The Kelly family, Routt County Habitat for Humanity board members and Concordia Lutheran Church parishioners on Sunday joined hands and bowed their heads as they blessed the foundation of the Habitat duplex in west Steamboat Springs that workers will start to frame Saturday. Those who gathered for the blessing then plucked snow from the top of the foundation and initiated a quick and furious snowball fight. They thought it was a fitting way to celebrate a Sunday announcement that Thrivent Financial for Lutherans, a Minneapolis-based financial services organization, will sponsor the duplex and cover $90,000 worth of the its construction cost.

“I just feel overwhelmed with gratitude and excitement for this to happen,” Habitat Executive Director Jody Patten said about the new partnership and the duplex construction project. “It’s a rare opportunity to do something so remarkable and permanent in two incredible families’ lives.”



Jeff Losh, a financial consultant with Thrivent, said the Steamboat project is the first ski town Habitat home Thrivent has funded.

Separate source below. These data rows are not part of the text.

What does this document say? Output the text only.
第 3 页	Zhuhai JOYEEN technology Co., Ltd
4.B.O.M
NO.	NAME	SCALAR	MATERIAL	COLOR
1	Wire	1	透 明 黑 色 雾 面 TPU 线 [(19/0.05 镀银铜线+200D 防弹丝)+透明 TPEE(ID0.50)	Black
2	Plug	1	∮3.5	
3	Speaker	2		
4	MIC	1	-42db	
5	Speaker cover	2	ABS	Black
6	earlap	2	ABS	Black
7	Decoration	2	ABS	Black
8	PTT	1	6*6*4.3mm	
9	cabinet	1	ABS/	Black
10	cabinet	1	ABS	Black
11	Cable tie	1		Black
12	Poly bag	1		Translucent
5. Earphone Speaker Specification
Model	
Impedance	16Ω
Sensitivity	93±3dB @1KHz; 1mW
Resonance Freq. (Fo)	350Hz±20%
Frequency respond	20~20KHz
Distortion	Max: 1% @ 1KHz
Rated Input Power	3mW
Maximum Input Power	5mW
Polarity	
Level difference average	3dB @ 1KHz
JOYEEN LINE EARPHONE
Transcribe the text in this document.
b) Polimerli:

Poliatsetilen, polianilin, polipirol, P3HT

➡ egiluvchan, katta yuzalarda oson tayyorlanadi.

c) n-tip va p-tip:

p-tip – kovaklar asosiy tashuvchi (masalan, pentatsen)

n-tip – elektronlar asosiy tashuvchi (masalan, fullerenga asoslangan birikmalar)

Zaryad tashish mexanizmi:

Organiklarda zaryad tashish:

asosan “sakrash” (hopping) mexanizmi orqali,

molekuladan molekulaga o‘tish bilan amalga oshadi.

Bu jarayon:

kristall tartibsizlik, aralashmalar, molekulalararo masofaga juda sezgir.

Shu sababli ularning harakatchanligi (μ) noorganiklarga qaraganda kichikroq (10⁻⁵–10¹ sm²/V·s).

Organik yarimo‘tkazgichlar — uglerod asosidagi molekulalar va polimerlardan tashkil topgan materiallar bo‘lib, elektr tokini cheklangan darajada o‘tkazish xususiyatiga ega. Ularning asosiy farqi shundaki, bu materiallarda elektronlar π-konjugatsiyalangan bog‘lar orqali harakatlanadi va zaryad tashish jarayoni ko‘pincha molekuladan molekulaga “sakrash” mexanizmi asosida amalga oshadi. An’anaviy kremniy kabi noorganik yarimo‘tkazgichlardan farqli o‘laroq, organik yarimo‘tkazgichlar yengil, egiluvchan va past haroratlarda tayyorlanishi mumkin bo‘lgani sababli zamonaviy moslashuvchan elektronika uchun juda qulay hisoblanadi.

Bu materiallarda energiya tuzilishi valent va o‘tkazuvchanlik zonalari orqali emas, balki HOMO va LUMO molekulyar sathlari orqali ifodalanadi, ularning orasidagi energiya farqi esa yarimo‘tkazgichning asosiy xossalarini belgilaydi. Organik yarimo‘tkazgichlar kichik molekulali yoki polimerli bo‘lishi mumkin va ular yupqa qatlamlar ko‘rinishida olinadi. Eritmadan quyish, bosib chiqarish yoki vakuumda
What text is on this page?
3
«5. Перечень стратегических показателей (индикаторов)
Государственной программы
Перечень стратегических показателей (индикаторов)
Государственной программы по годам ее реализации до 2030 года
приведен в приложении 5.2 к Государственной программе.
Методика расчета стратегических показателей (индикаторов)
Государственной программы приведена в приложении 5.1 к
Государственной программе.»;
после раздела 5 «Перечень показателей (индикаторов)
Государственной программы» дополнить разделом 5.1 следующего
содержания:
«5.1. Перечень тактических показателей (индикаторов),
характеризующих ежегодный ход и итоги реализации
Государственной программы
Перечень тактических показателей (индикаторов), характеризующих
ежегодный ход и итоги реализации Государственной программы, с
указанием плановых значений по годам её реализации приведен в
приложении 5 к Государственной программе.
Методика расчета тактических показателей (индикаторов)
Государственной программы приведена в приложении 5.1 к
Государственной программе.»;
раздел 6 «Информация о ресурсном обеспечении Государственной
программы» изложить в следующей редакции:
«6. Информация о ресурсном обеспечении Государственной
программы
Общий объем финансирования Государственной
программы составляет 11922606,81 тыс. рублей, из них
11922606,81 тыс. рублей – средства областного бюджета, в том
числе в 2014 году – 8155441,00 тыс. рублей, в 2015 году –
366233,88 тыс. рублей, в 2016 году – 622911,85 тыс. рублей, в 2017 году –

Since 2005, his organization has helped to construct 2,700 Habitat homes in the U.S. and internationally, according to a Habitat press release announcing the new funding partnership in Steamboat.

Patten said the Thrivent grant adds to the more than $60,000 Habitat already has raised in Routt County since July, and joins an additional $15,000 commitment to the duplex from Steamboat’s Concordia Lutheran Church, which is helping to build the home. She said Habitat still needs to raise about $120,000 through fundraisers and grants to cover the rest of the cost of the two-duplex unit.

“It is challenging in this economy to raise money,” Patten said. “And what Habitat does takes big numbers.”

The duplex will house two Steamboat families and is expected to be finished before the end of December. Habitat will host weekly volunteer construction hours each week, weather permitting, on Saturdays and Wednesdays until the project is complete.

“I’ll definitely be part of the construction process,” Thomas said after the blessing ceremony. “It’s a lot of fun knowing this home is going to be built for us.”